Nepalis in the remote hills gather round the UN helicopter as it unloads rice
The announcement by the United Nations World Food Program (WFP), that it will have to reduce food supplies to almost one million hungry Nepalese, has everyone in the region worried. Nepal has been a major area of work for WFP where, it says, 41 percent of people are estimated to be undernourished and 54 percent live on less than US$1.25 per day. The cut-back was made known on May 18, but yesterday Christina Hobbs, communications officer for WFP in Nepal, explained: “WFP will have to scale down its operations in Nepal from supplying food to a peak of one million people in recent years, down to a few hundred thousand to adjust to reduced donor funding. There are serious concerns that no donor has yet come forward to support WFP's operation in 2012, when US$98.5 million will be required to reach 1.2 million people in need.” At the end of June, WFP Nepal will end its helicopter service, which currently delivers around 13 percent of food. “We are confident that we can reach all current beneficiaries through other means,” said Hobbs, “utilizing newly established roads and a combination of trucks, tractors, commercial air operators, porters, mules and even yaks.”
Sack on a yak: the animals are invaluable in the hilly terrain
The reduction in World Food Program (WFP) funding is related to both local and global trends. Internationally, funding for food assistance has declined following the international financial crisis. Globally in 2010, WFP received only a little over half of the $6.86 billion it had requested from government donors, the private sector and international financial institutions. Global food prices are also increasing, which means the agency can only meet the needs of fewer people with the same level of funding. WFP Nepal provides a productive social safety net in the mid and far western hills and mountains, expecting to reach 700,000 people in 2011. It was targeted to reach 1.2 million people and was expected to cost around US$98.5m. However, WFP Nepal is facing a shortfall of US$44m. Manindra Malla, who heads Caritas Nepal’s program desk in Kathmandu, said: “We are worried. It is sad that food aid may no longer fly to regions in most need. To prevent deaths, in the short run, countries and NGOs have to try address the shortfall. Even amid political chaos, Caritas Nepal has been working with other civilian organisations to ensuring that the 'right to food’ features in the upcoming constitution. After that, policy and agriculture programs can be developed towards national food security, and for emergency support for highly `food-insecure’ districts.” Heera Shrestha, a Nepali and parishioner of Assumption Church, who has been working for WFP for more than 20 years, said: “Donors' attention in terms of assistance is shifting away from Nepal to other areas which are more political emergencies, such as the Middle East and North Africa. [Other countries] are certainly more important for the donor countries compared to Nepal. Nepal's chronic problems of food insecurity or shortages and the high malnutrition rate among children are not new and have existed for decades. Just flying food by helicopters year after year is not a sustainable solution.” WFP Nepal has had a broad base of donors, which in recent years has included the country's government, the US, EU, UK, Norway, Canada, Australia, Korea and the World Bank, and works in the most inaccessible and food insecure areas. The people most in need live in highly remote areas that are geographically, economically and socially cut off from the world.
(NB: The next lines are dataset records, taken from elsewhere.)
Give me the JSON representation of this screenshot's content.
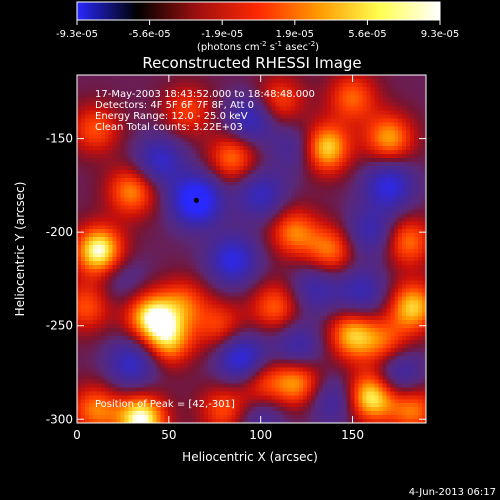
{
  "chart_data": {
    "type": "heatmap",
    "title": "Reconstructed RHESSI Image",
    "colorbar": {
      "ticks": [
        "-9.3e-05",
        "-5.6e-05",
        "-1.9e-05",
        "1.9e-05",
        "5.6e-05",
        "9.3e-05"
      ],
      "range": [
        -9.3e-05,
        9.3e-05
      ],
      "unit_base": "(photons cm",
      "unit_exp1": "-2",
      "unit_mid": " s",
      "unit_exp2": "-1",
      "unit_tail": " asec",
      "unit_exp3": "-2",
      "unit_close": ")",
      "colors": [
        "#2828ff",
        "#000000",
        "#a01010",
        "#ff2800",
        "#ff9a00",
        "#ffff50",
        "#ffffff"
      ]
    },
    "annotations": [
      "17-May-2003 18:43:52.000 to 18:48:48.000",
      "Detectors: 4F 5F 6F 7F 8F, Att 0",
      "Energy Range: 12.0 - 25.0 keV",
      "Clean    Total counts: 3.22E+03"
    ],
    "peak_label": "Position of Peak = [42,-301]",
    "peak": [
      42,
      -301
    ],
    "xlabel": "Heliocentric X (arcsec)",
    "ylabel": "Heliocentric Y (arcsec)",
    "xlim": [
      0,
      190
    ],
    "ylim": [
      -302,
      -116
    ],
    "xticks": [
      0,
      50,
      100,
      150
    ],
    "yticks": [
      -300,
      -250,
      -200,
      -150
    ],
    "blobs": [
      {
        "x": 12,
        "y": -210,
        "v": 1.0
      },
      {
        "x": 5,
        "y": -240,
        "v": 0.5
      },
      {
        "x": 40,
        "y": -245,
        "v": 0.85
      },
      {
        "x": 50,
        "y": -258,
        "v": 0.7
      },
      {
        "x": 35,
        "y": -300,
        "v": 1.0
      },
      {
        "x": 10,
        "y": -295,
        "v": 0.6
      },
      {
        "x": 30,
        "y": -178,
        "v": 0.65
      },
      {
        "x": 10,
        "y": -145,
        "v": 0.5
      },
      {
        "x": 60,
        "y": -135,
        "v": 0.45
      },
      {
        "x": 85,
        "y": -160,
        "v": 0.6
      },
      {
        "x": 110,
        "y": -130,
        "v": 0.5
      },
      {
        "x": 135,
        "y": -155,
        "v": 0.9
      },
      {
        "x": 150,
        "y": -128,
        "v": 0.55
      },
      {
        "x": 170,
        "y": -150,
        "v": 0.7
      },
      {
        "x": 118,
        "y": -200,
        "v": 0.6
      },
      {
        "x": 138,
        "y": -210,
        "v": 0.6
      },
      {
        "x": 180,
        "y": -205,
        "v": 0.6
      },
      {
        "x": 108,
        "y": -240,
        "v": 0.55
      },
      {
        "x": 150,
        "y": -255,
        "v": 0.75
      },
      {
        "x": 183,
        "y": -240,
        "v": 0.8
      },
      {
        "x": 168,
        "y": -260,
        "v": 0.5
      },
      {
        "x": 78,
        "y": -250,
        "v": 0.45
      },
      {
        "x": 58,
        "y": -238,
        "v": 0.5
      },
      {
        "x": 120,
        "y": -280,
        "v": 0.7
      },
      {
        "x": 160,
        "y": -288,
        "v": 0.95
      },
      {
        "x": 100,
        "y": -280,
        "v": 0.5
      },
      {
        "x": 80,
        "y": -295,
        "v": 0.5
      },
      {
        "x": 183,
        "y": -295,
        "v": 0.6
      },
      {
        "x": 65,
        "y": -183,
        "v": -1.0
      },
      {
        "x": 45,
        "y": -162,
        "v": -0.6
      },
      {
        "x": 95,
        "y": -140,
        "v": -0.6
      },
      {
        "x": 100,
        "y": -180,
        "v": -0.55
      },
      {
        "x": 120,
        "y": -155,
        "v": -0.4
      },
      {
        "x": 170,
        "y": -175,
        "v": -0.7
      },
      {
        "x": 160,
        "y": -200,
        "v": -0.5
      },
      {
        "x": 85,
        "y": -215,
        "v": -0.7
      },
      {
        "x": 130,
        "y": -230,
        "v": -0.45
      },
      {
        "x": 155,
        "y": -232,
        "v": -0.5
      },
      {
        "x": 30,
        "y": -270,
        "v": -0.6
      },
      {
        "x": 90,
        "y": -268,
        "v": -0.8
      },
      {
        "x": 120,
        "y": -262,
        "v": -0.5
      },
      {
        "x": 175,
        "y": -275,
        "v": -0.55
      },
      {
        "x": 140,
        "y": -290,
        "v": -0.45
      },
      {
        "x": 100,
        "y": -300,
        "v": -0.35
      },
      {
        "x": 25,
        "y": -225,
        "v": -0.25
      }
    ]
  },
  "footer": {
    "date": "4-Jun-2013 06:17"
  }
}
Women waiting for food to arrive in the far-western Nepal region
Shrestra commented: “For more than 40 years, WFP, in collaboration with the Nepal government, has been building thousands of kilometers of mule trails and hundreds of kilometers of drivable roads in the mountains using local labor under a 'food-for-work' program. "The Nepal government’s food corporation is supplying a very limited quantity of food (around six percent of the total requirement in the region) to these remote regions, for sale at subsidized rates. But to really tackle such recurring problems, the government has to work on a national scale and develop roads urgently, maybe with help from friendly neighbors [such as] China and India and other countries. How can the world just allow a situation to continue where around half of all Nepalese children under five suffer from stunting due to malnutrition?”